TAFE Queensland has recognised this, and has moved to develop a number of initiatives to facilitate the type of cultural change required for the transition from institutional based delivery to enterprise based learning, and this is evident in initiatives such as Strategy 21 - An Overarching Approach to Organisational Change and Development.

 

At another level, it could be argued that the era of 'band aid' and 'home made' curriculum may be drawing to a close, and that enterprise based teachers are now free from the responsibilities of curriculum development to be involved in new levels of intervention across the enterprises they work with. Indeed, if teachers have the political skills identified in the Queensland Framing the Future project, the dimensions of influence that teachers possess will move beyond just 'teaching the course' towards facilitating workplace reform and renewal which will provide the foundations for more productive Australian enterprises.

 

A collaborative effort

Developing new models of practices will require collaborative efforts from policy makers, academics, administrators, unions and industry.
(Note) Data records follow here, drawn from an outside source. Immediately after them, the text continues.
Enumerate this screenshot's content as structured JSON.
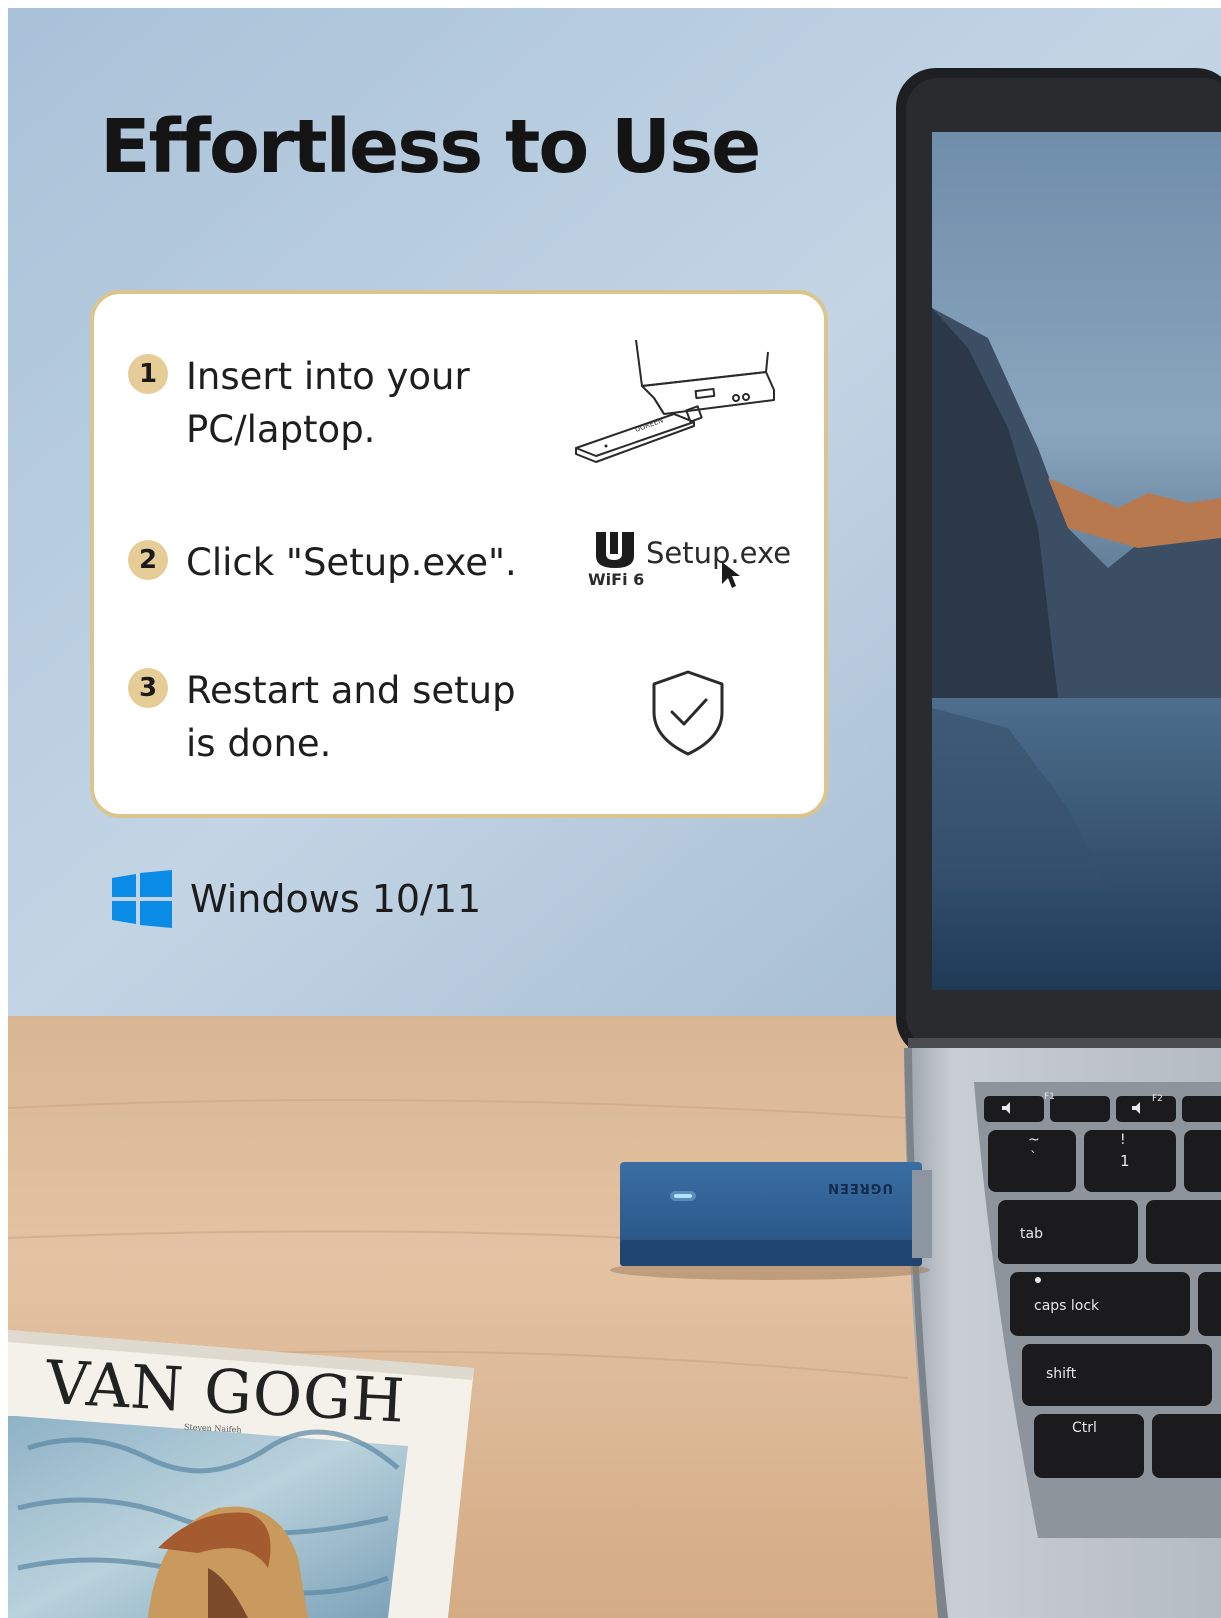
{
  "headline": "Effortless to Use",
  "steps": [
    {
      "number": "1",
      "text": "Insert into your PC/laptop.",
      "icon": "laptop-usb-illustration"
    },
    {
      "number": "2",
      "text": "Click \"Setup.exe\".",
      "icon": "setup-exe-illustration"
    },
    {
      "number": "3",
      "text": "Restart and setup is done.",
      "icon": "shield-check-icon"
    }
  ],
  "setup_icon": {
    "logo_text": "WiFi 6",
    "file_name": "Setup.exe"
  },
  "os": {
    "label": "Windows 10/11",
    "icon": "windows-logo-icon"
  },
  "adapter": {
    "brand": "UGREEN"
  },
  "keyboard": {
    "keys": {
      "f1": "F1",
      "f2": "F2",
      "tilde": "~",
      "backtick": "`",
      "exclam": "!",
      "one": "1",
      "tab": "tab",
      "caps": "caps lock",
      "shift": "shift",
      "ctrl": "Ctrl"
    }
  },
  "book": {
    "title": "VAN GOGH",
    "author": "Steven Naifeh"
  },
  "colors": {
    "wall": "#b9cde0",
    "desk": "#dcb795",
    "card_border": "#dcc48f",
    "number_badge": "#e6cd97",
    "adapter": "#2d5c8e",
    "windows_blue": "#0a8be6"
  }
}
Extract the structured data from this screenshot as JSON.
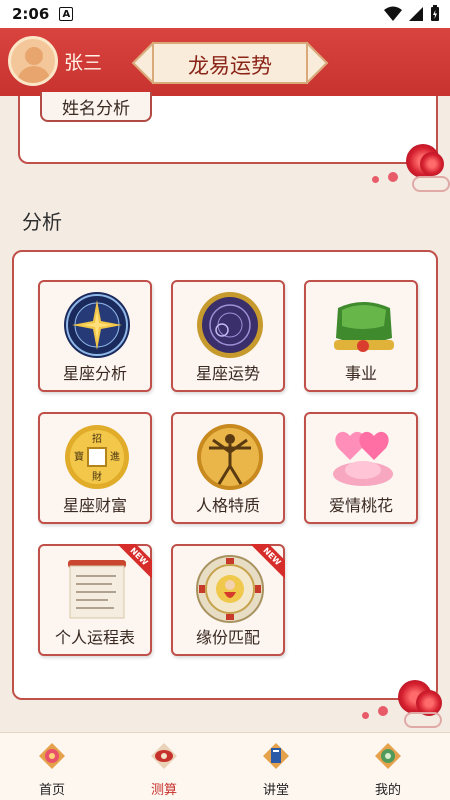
{
  "status_bar": {
    "time": "2:06",
    "notification_icon": "A"
  },
  "header": {
    "username": "张三",
    "title": "龙易运势"
  },
  "top_card": {
    "item_label": "姓名分析"
  },
  "section": {
    "title": "分析"
  },
  "grid": {
    "items": [
      {
        "label": "星座分析",
        "icon": "zodiac-wheel-icon"
      },
      {
        "label": "星座运势",
        "icon": "astrology-dial-icon"
      },
      {
        "label": "事业",
        "icon": "official-hat-icon"
      },
      {
        "label": "星座财富",
        "icon": "coin-icon",
        "coin_chars": [
          "招",
          "進",
          "財",
          "寶"
        ]
      },
      {
        "label": "人格特质",
        "icon": "vitruvian-man-icon"
      },
      {
        "label": "爱情桃花",
        "icon": "hearts-lotus-icon"
      },
      {
        "label": "个人运程表",
        "icon": "scroll-document-icon",
        "badge": "NEW"
      },
      {
        "label": "缘份匹配",
        "icon": "bagua-compass-icon",
        "badge": "NEW"
      }
    ]
  },
  "bottom_nav": {
    "items": [
      {
        "label": "首页",
        "icon": "lotus-home-icon"
      },
      {
        "label": "测算",
        "icon": "divination-icon",
        "active": true
      },
      {
        "label": "讲堂",
        "icon": "book-lecture-icon"
      },
      {
        "label": "我的",
        "icon": "profile-medallion-icon"
      }
    ]
  },
  "colors": {
    "header_red": "#c8322f",
    "border_red": "#c0504a",
    "page_bg": "#f4ece3",
    "active_nav": "#c7312c"
  }
}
An ongoing discussion on job redesign will need to incorporate changed concepts of teaching, time, process, product, productivity, location and purpose. Internationalisation, new technologies of learning and intersectional relationships will need to be addressed.

 

Most importantly any discussion will centre round a genuine desire to preserve VET teaching as a worthy and valued career path with practitioners having a primary role in Australia's social and cultural development. To do anything less will accelerate both an intellectual decline and an economic impoverishment.

 

Associate Professor Peter Kell is the Head of Department, Industry, Professional and Adult Education at the Royal Melbourne Institute of Technology, Bundoora, Victoria.